Холодный огонь - страница 19



Джим поднялся еще на одну ступеньку.

Убийца распластался на крыше – наверняка в ту же секунду металл обжег ему живот через тонкую футболку. Он лежал и ждал, когда внизу появится преследователь.

Джим поднялся выше. Теперь крыша была на уровне пояса. Джим повернулся боком и втиснул колено между стеной и скобой лестницы: у него освободились обе руки и он не упадет после отдачи от выстрела.

Если у парня на крыше и не было шестого чувства, значит ему просто чертовски повезло. Джим двигался беззвучно, но этот мерзавец вдруг бросил взгляд через плечо.

Джим выругался и поднял дробовик.

Убийца бросился в сторону и скатился с фургона.

Так и не выстрелив, Джим высвободил колено и спрыгнул с лестницы. Приземлился он жестко, но смог устоять на ногах, затем шагнул за угол автодома и выстрелил. Убийца уже нырнул в боковую дверь, в худшем случае словив несколько дробин в ногу, а может, и без этого обошлось.

Он пошел за женщиной с ребенком.

Теперь у него есть заложники.

А может, просто хотел убить их раньше, чем покончат с ним. В последние лет двадцать в стране явно прибавилось социопатов, которые разъезжали по штатам в поисках легкой добычи и от жестоких убийств получали такое же сексуальное удовлетворение, как и от насилия.

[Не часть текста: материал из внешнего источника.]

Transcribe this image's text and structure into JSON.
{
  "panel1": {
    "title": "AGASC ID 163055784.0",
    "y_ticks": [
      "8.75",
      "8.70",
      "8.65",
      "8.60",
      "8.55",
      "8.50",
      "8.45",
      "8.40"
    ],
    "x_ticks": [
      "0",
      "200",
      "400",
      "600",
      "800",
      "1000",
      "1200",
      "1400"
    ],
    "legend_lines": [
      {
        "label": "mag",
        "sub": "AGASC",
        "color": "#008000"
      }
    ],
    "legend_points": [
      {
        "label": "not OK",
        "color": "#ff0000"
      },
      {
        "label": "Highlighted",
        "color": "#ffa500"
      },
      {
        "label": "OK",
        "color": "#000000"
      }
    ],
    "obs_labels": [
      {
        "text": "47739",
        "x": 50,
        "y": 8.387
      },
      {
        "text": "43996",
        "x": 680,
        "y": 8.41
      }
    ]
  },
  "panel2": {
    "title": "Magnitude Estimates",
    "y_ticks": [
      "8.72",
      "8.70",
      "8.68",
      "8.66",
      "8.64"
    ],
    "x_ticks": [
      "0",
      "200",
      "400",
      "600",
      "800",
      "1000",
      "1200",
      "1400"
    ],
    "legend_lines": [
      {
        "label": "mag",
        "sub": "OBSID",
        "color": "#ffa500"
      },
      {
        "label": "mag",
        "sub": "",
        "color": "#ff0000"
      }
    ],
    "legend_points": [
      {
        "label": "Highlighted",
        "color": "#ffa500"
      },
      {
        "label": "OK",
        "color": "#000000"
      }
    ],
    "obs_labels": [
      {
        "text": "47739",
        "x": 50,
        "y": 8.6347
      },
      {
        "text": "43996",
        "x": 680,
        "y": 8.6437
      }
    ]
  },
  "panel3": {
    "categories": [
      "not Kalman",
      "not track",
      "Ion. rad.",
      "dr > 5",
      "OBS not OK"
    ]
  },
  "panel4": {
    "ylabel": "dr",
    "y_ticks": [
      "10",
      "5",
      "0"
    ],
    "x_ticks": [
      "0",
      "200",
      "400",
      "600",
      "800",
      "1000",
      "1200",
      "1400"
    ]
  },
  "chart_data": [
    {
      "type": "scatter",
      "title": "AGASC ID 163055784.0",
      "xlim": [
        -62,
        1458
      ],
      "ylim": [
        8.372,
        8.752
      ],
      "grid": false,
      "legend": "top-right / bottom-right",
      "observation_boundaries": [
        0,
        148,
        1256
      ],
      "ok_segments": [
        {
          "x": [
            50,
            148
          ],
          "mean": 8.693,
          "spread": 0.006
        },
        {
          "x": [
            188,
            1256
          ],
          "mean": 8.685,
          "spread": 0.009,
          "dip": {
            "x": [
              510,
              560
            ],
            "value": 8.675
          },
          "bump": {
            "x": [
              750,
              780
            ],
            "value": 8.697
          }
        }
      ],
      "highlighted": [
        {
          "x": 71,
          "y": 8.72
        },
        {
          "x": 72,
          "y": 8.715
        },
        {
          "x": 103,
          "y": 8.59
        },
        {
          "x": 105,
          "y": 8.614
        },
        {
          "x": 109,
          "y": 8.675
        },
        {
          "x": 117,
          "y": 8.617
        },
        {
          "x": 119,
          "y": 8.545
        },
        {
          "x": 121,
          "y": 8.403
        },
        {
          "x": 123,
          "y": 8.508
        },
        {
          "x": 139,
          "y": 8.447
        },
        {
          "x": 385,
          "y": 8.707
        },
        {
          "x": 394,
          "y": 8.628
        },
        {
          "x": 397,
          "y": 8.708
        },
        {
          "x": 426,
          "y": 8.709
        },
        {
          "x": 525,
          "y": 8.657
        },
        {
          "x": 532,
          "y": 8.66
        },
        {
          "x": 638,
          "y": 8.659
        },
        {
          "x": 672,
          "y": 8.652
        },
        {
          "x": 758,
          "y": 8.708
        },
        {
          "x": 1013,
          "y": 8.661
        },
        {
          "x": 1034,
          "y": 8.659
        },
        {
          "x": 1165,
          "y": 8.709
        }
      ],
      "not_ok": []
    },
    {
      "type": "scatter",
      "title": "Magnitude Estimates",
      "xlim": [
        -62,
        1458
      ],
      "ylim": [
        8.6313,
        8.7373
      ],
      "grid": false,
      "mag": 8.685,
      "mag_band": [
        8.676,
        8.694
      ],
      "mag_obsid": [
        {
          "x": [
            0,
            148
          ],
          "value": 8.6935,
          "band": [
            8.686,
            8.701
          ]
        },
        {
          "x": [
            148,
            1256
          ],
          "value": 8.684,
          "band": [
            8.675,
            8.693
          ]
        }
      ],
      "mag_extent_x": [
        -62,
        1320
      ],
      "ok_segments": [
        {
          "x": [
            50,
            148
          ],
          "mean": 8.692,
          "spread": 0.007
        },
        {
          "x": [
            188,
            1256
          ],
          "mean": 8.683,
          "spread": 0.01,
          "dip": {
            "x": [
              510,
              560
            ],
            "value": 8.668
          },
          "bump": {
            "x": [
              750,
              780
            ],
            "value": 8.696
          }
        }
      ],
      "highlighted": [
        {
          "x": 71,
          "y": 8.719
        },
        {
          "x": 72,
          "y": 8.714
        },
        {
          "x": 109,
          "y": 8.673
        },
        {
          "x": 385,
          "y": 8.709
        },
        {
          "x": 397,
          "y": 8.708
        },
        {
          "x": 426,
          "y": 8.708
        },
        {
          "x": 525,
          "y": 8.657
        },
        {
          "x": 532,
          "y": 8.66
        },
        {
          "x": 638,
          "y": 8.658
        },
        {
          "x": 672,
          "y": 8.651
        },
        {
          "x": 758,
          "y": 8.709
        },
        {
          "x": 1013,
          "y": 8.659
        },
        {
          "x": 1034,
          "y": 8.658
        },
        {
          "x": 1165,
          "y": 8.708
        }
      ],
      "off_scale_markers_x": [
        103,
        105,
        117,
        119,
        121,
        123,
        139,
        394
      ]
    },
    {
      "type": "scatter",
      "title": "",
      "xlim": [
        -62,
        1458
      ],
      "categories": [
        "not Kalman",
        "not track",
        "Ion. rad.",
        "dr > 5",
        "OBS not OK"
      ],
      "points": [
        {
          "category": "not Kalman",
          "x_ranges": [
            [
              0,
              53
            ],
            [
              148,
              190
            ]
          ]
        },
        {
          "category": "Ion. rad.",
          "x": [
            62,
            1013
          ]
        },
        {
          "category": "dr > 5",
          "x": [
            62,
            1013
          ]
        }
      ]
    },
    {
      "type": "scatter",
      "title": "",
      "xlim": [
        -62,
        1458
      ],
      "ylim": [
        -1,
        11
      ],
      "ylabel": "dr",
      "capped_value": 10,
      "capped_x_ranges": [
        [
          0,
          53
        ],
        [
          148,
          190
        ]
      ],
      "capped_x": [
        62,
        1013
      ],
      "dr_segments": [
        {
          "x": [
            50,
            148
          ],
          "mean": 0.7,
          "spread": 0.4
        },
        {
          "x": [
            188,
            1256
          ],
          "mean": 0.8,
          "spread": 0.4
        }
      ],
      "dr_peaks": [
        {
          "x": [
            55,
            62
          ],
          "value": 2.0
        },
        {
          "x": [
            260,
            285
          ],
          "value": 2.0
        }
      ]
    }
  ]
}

У Джима в голове снова прозвучали последние слова умиравшего в универсале мужчины: «Лиза… Сузи… Мои жена и дочь…»

Времени на раздумья не было, злость пересилила страх, и Джим бросился за убийцей в фургон. После ослепительного солнца в полумраке автодома было трудно сориентироваться, но Джим все-таки разглядел мерзавца, бежавшего через зону отдыха в сторону кухни.

Сукин сын развернулся, вместо лица у него будто был черный овал. Он выстрелил – пуля угодила в настенный шкаф слева от Джима.

Джим не знал, где женщина с ребенком, и не рискнул стрелять в ответ – дробовик не лучшее оружие для прицельной стрельбы.

Бандит выстрелил снова. На этот раз Джиму обожгло пулей правую щеку.

Он тоже выстрелил, и тонкие стены фургона содрогнулись от грохота. Убийца вскрикнул и отлетел к раковине. Джим инстинктивно пальнул снова и чуть не оглох от грохота. Головореза буквально подбросило в воздух, он впечатался в стену рядом с закрытой дверью спальни и съехал на пол.

Джим достал из кармана пару патронов и, на ходу перезаряжая дробовик, прошел мимо ободранного продавленного дивана вглубь «роадкинга».

Джим не мог разглядеть убийцу, чтобы убедиться в его смерти. Солнце Мохаве било в ветровое стекло и открытые двери, как раскаленное добела тавро, но из-за плотно задернутых на боковых окнах занавесок задняя часть фургона оставалась в тени, да еще в воздухе плавал дым от выстрелов.

Джим прошел в конец узкой комнаты и посмотрел себе под ноги: тип на полу был мертв. Окровавленное человеческое отребье. Был живым отбросом, стал дохлым.

Глядя на труп, Джим чувствовал не просто радостное возбуждение, а дикий восторг – справедливость восторжествовала. Эти ощущения вызывали душевный трепет и в то же время пугали. Джиму хотелось бы испытывать отторжение, пусть даже головорез заслуживал такой участи, но, несмотря на отвращение к убийству, угрызений совести он не испытывал.

Джим столкнулся с чистым злом в человеческом обличии. Того, что он с ними сделал, было недостаточно: они должны были умирать долго, в нечеловеческих муках и непреходящем ужасе. Джим чувствовал себя ангелом мщения, выполнившим свою миссию. Он понимал, что сам балансирует на грани безумия. Только психически нездоровые люди, совершив ужасные поступки, искренне уверены в своей правоте, а он ни секунды не сомневался в том, что сделал доброе дело. В нем вскипала злость, будто он был аватаром Бога и служил проводником его гнева.